Her venture has grown into an income-generating operation that supports her entire family.
Through the program she is gaining bookkeeping and business development skills, as well as self-respect and confidence. Currently, the income earned is sending her younger sister to school, and providing clothes and food for each family member.
Through the YWED program, Nipa has financial independence, confidence and – most importantly, for a young woman with determination – room to grow. The concept of women’s entrepreneurship is not well accepted in Bangladesh, with women owning less than 3 percent of all enterprises and most banks favoring men in their loan-giving schemes. Naturally a goal setter, Nipa hasn’t lost sight of her studies either.
“My friends are a source of inspiration for me – they are encouraging me to keep my business growing, but they also want me to go back to school once the business is developed,” Nipa said. “Right now I can’t invest time in my study, but I’ll start again next January through Open University. Then I’ll be able to manage both my studies and my business.”
Nipa also dreams of expanding her business. The Plan program has been negotiating with a local bank, allowing Nipa to access a loan.
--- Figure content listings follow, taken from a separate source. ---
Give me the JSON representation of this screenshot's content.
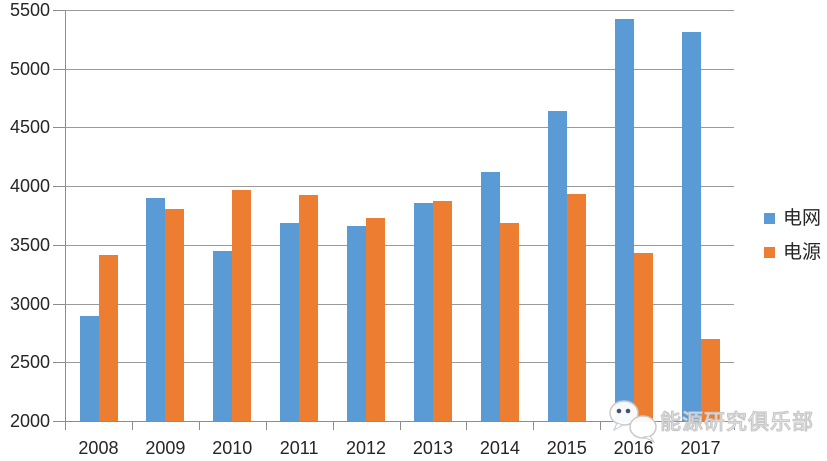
{
  "chart_data": {
    "type": "bar",
    "title": "",
    "categories": [
      "2008",
      "2009",
      "2010",
      "2011",
      "2012",
      "2013",
      "2014",
      "2015",
      "2016",
      "2017"
    ],
    "series": [
      {
        "name": "电网",
        "color": "#5B9BD5",
        "values": [
          2895,
          3898,
          3448,
          3687,
          3661,
          3856,
          4119,
          4640,
          5426,
          5315
        ]
      },
      {
        "name": "电源",
        "color": "#ED7D31",
        "values": [
          3413,
          3803,
          3969,
          3927,
          3732,
          3872,
          3686,
          3936,
          3429,
          2700
        ]
      }
    ],
    "ylim": [
      2000,
      5500
    ],
    "ytick_step": 500,
    "yticks": [
      2000,
      2500,
      3000,
      3500,
      4000,
      4500,
      5000,
      5500
    ],
    "grid": true,
    "legend_position": "right",
    "xlabel": "",
    "ylabel": ""
  },
  "watermark": {
    "text": "能源研究俱乐部",
    "icon": "wechat-chat-bubbles-icon"
  },
  "colors": {
    "gridline": "#9a9a9a",
    "axis": "#8c8c8c",
    "label_text": "#262626",
    "background": "#ffffff"
  }
}
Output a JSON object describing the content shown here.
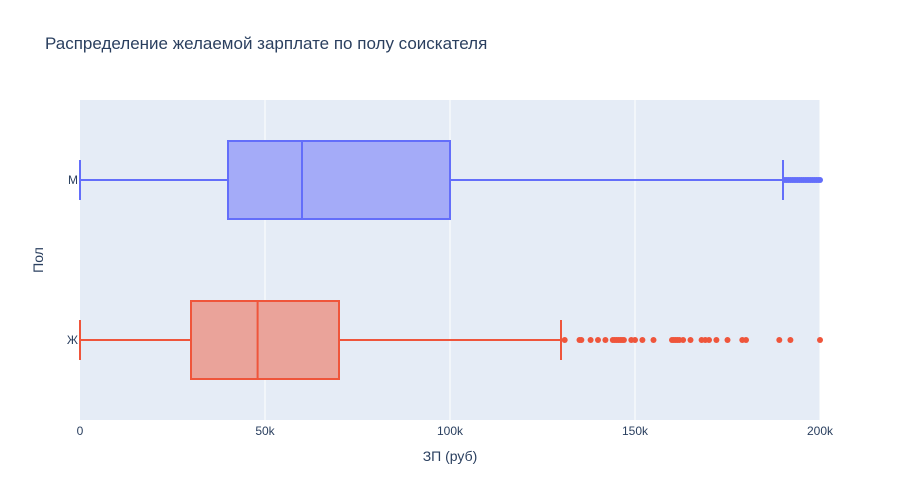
{
  "chart_data": {
    "type": "box",
    "orientation": "horizontal",
    "title": "Распределение желаемой зарплате по полу соискателя",
    "xlabel": "ЗП (руб)",
    "ylabel": "Пол",
    "xlim": [
      0,
      200000
    ],
    "x_ticks": [
      {
        "value": 0,
        "label": "0"
      },
      {
        "value": 50000,
        "label": "50k"
      },
      {
        "value": 100000,
        "label": "100k"
      },
      {
        "value": 150000,
        "label": "150k"
      },
      {
        "value": 200000,
        "label": "200k"
      }
    ],
    "grid": true,
    "plot_bg": "#e5ecf6",
    "categories": [
      "М",
      "Ж"
    ],
    "series": [
      {
        "category": "М",
        "color": "#636efa",
        "fill": "#a4abf8",
        "min": 0,
        "q1": 40000,
        "median": 60000,
        "q3": 100000,
        "upper_fence": 190000,
        "outliers": [
          190500,
          191000,
          191500,
          192000,
          192500,
          193000,
          193500,
          194000,
          194500,
          195000,
          195500,
          196000,
          196500,
          197000,
          197500,
          198000,
          198500,
          199000,
          199500,
          200000
        ]
      },
      {
        "category": "Ж",
        "color": "#ef553b",
        "fill": "#eaa39a",
        "min": 0,
        "q1": 30000,
        "median": 48000,
        "q3": 70000,
        "upper_fence": 130000,
        "outliers": [
          131000,
          135000,
          135500,
          138000,
          140000,
          142000,
          144000,
          144500,
          145000,
          145500,
          146000,
          146500,
          147000,
          149000,
          150000,
          152000,
          155000,
          160000,
          160500,
          161000,
          161500,
          162000,
          163000,
          165000,
          168000,
          169000,
          170000,
          172000,
          175000,
          179000,
          180000,
          189000,
          192000,
          200000
        ]
      }
    ]
  }
}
Using the loan, she’ll move the business to a larger space where she can employ other young, disadvantaged women and even start manufacturing seats for rickshaws – a very common and cost-effective mode of transport in Dhaka.
“Not all women feel safe to go out into the community – so I know I can give them work to do at home,” Nipa said. “I’d like to focus on employing underprivileged women in the future so they can support their families.”
Nipa is not dissimilar to millions of women around the world whose life opportunities are limited due to a lack of education. But with her vision for a better life, she is setting an example for everyone around her, and playing her part in breaking the cycle of poverty.